In terms of balance, I recommend not using the variant chariots. The differences aren't that varied, but it's clear that having more durability far outweighs a higher maximum fate track or a huge top speed which is impractical to maintain. Also be wary if you have players who try to be "funny" by setting up a truce when at the front. If the front chariots are not directly attacking each other, they will just speed on ahead to victory with ease. This is a player issue more than a game issue, but just be warned, I've seen it happen and it completely breaks the game when done.


Chariot Race will fit the bill for anyone looking for a compact, easy to learn racing game. There aren't many of these on the market and this one flows very smoothly during gameplay wthout any over-complicated rules to govern speed, turning or attacking. It is however very cut-throat and the possibility of player elimination might rub some people the wrong way especially if it happens early in the game with a high player count, which does drag the game out.

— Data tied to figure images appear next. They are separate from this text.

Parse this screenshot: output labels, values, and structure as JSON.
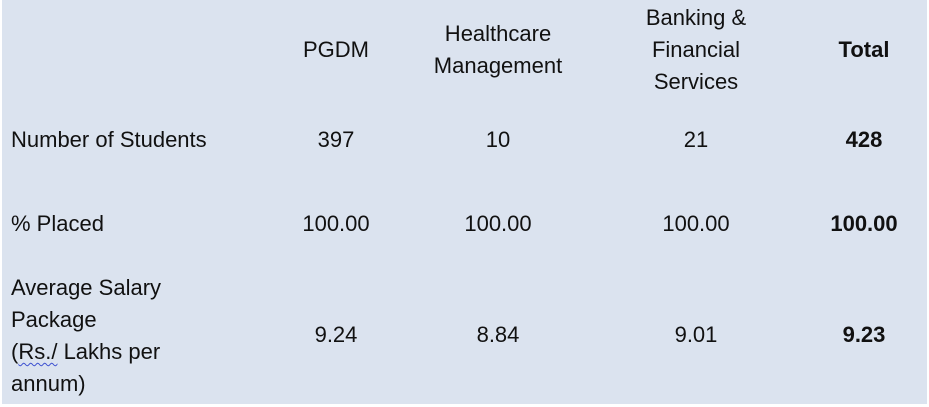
{
  "columns": [
    "PGDM",
    "Healthcare Management",
    "Banking & Financial Services",
    "Total"
  ],
  "column_lines": [
    [
      "PGDM"
    ],
    [
      "Healthcare",
      "Management"
    ],
    [
      "Banking &",
      "Financial",
      "Services"
    ],
    [
      "Total"
    ]
  ],
  "rows": [
    {
      "label": "Number of Students",
      "values": [
        "397",
        "10",
        "21",
        "428"
      ]
    },
    {
      "label": "% Placed",
      "values": [
        "100.00",
        "100.00",
        "100.00",
        "100.00"
      ]
    },
    {
      "label_lines": [
        "Average Salary",
        "Package",
        "(Rs./ Lakhs per",
        "annum)"
      ],
      "label_underlined": "Rs./",
      "label_line3_rest": " Lakhs per",
      "values": [
        "9.24",
        "8.84",
        "9.01",
        "9.23"
      ]
    }
  ],
  "background_color": "#dbe3ef"
}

The biggest issues are component quality and a runaway leader issue. The pieces are very basic and those sliders will quickly become incredibly frustrating when you're having to adjust them all constantly.

That being said, it's easy to get to the table, it's very cheap and also very compact for a racing game. That in itself fills a gap in the market and even though it's never going to measure up to Snow Tails or Automobiles for me, it has enough merits to work well with the right group.

BROKEN RATING - 6 Busted Chariot Wheels


You want a short racing game that doesn't get bogged down in confusing mechanics.

You enjoy rolling custom dice manipulation.

You want to get in the faces of your opponents.


You find the components really subpar, especially those annoying sliders.

The runaway leader issue becomes a regular occurrence.

The player elimination would ruin the game for other players.